Thinking of that reminded me of a few weeks prior, when I attended the Smalltalk BOF at OOPSLA. A Smalltalk newbie was there, and asked if Smalltalk had anything like Rails. There were snickers, and a few snide-ish responses of “better than Rails.”
I kept my mouth shut at the time, because it’s rude to show up to someone else’s party and upbraid them. But I think the question of whether Seaside or Rails is “better” is very much open for debate, and heavily dependent on your particular situation. (Disclaimer: I’m doing Rails work right now, but I’m a vocal fan of Seaside and have been introducing people to it in talks at NFJS symposiums for the past 14 months or so.)
Which brings me to the other incident Avi’s blog reminded me of. In early October, Daniel Steinberg sent me a note asking for “the 30-second reason someone would use Seaside and someone would use Rails.” Here’s what I wrote in response:
Seaside is much more advanced but not so mature. It contains core features that are well beyond what Rails can do, and those features attack some of the most difficult aspects of web development.
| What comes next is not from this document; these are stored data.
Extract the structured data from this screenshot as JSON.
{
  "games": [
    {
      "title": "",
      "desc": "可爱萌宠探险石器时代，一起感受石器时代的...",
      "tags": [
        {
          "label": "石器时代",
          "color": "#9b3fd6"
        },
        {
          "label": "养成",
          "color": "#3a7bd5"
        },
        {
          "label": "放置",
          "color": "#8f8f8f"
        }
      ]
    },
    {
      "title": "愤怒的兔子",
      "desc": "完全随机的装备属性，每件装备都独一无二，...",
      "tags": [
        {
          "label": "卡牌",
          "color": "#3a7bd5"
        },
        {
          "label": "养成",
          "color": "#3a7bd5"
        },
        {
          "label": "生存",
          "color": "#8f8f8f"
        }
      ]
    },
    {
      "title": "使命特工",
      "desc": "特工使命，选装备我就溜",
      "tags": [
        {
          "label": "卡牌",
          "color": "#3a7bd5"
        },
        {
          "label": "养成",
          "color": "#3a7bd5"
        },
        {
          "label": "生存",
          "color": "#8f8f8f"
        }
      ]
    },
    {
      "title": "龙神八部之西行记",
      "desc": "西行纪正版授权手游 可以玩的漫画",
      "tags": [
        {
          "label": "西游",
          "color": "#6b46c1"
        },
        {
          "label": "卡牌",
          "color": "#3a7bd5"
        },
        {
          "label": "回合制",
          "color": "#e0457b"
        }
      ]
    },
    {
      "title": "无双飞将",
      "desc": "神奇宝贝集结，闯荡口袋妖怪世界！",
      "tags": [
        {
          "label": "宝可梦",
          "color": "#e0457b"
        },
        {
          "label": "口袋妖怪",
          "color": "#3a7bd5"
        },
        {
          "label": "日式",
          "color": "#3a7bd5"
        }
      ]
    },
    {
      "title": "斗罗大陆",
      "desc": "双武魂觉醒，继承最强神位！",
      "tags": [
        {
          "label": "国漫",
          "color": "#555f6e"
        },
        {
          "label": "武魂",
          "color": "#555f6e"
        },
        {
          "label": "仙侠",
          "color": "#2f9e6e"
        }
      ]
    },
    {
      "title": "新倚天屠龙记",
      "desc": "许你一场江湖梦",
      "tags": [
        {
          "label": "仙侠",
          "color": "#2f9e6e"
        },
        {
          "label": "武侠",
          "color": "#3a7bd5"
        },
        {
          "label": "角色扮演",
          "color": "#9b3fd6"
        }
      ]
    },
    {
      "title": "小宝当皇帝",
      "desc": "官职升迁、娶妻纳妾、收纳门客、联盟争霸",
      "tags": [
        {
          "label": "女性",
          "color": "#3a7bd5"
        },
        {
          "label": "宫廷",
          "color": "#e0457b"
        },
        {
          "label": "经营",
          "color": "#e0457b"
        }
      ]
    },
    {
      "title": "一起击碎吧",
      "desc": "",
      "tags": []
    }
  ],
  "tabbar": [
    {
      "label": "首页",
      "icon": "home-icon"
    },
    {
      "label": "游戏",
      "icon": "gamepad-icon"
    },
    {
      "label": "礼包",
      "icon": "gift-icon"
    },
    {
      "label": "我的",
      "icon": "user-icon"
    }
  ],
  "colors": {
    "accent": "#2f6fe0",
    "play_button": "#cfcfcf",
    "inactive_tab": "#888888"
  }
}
Rails, on the other hand, has many, many more features that attack most of the many, many tedious and mundane aspects of web development [and some of the surrounding issues like packaging and deployment, database access, and testing], and it’s well documented, widely understood, and well supported.
So unless you are really comfortable with Smalltalk and/or are doing some very ambitious things with stateful web applications and complex control flow, choose Rails.
That’s overly simplistic, of course, but that’s what you get in 30 seconds. :-)
Oversimplified as it is, I think it’s a good summary. Seaside was starting to get some buzz at one point, and then Rails came along and (it seems to me) stole most of it, and I think there’s a reason for that. The reason isn’t that Rails is better – it is better in some ways, but Seaside is better in other ways. I think it’s just that Rails’ strengths address problems that are particularly frustrating to developers right now.
But there’s a funny thing about pain: when your worst pain goes away, it doesn’t take long to start being annoyed by the next worst. So it won’t be all that long before Seaside’s particular strengths start to look really attractive to developers who’ve grown accustomed to Rails’ niceties. And then it’ll be time for Seaside (or possibly some other continuation-based web framework inspired by it) to get the buzz again.
There are things Rails can learn from Seaside, certainly, but there are also thing Seaside can learn from Rails, and that learning will probably happen in both directions. As Avi pointed out in another blog this week, Smalltalk and Ruby are much more similar than they are different, so I see the two frameworks complementing (and, as above, complimenting) each other for some time to come.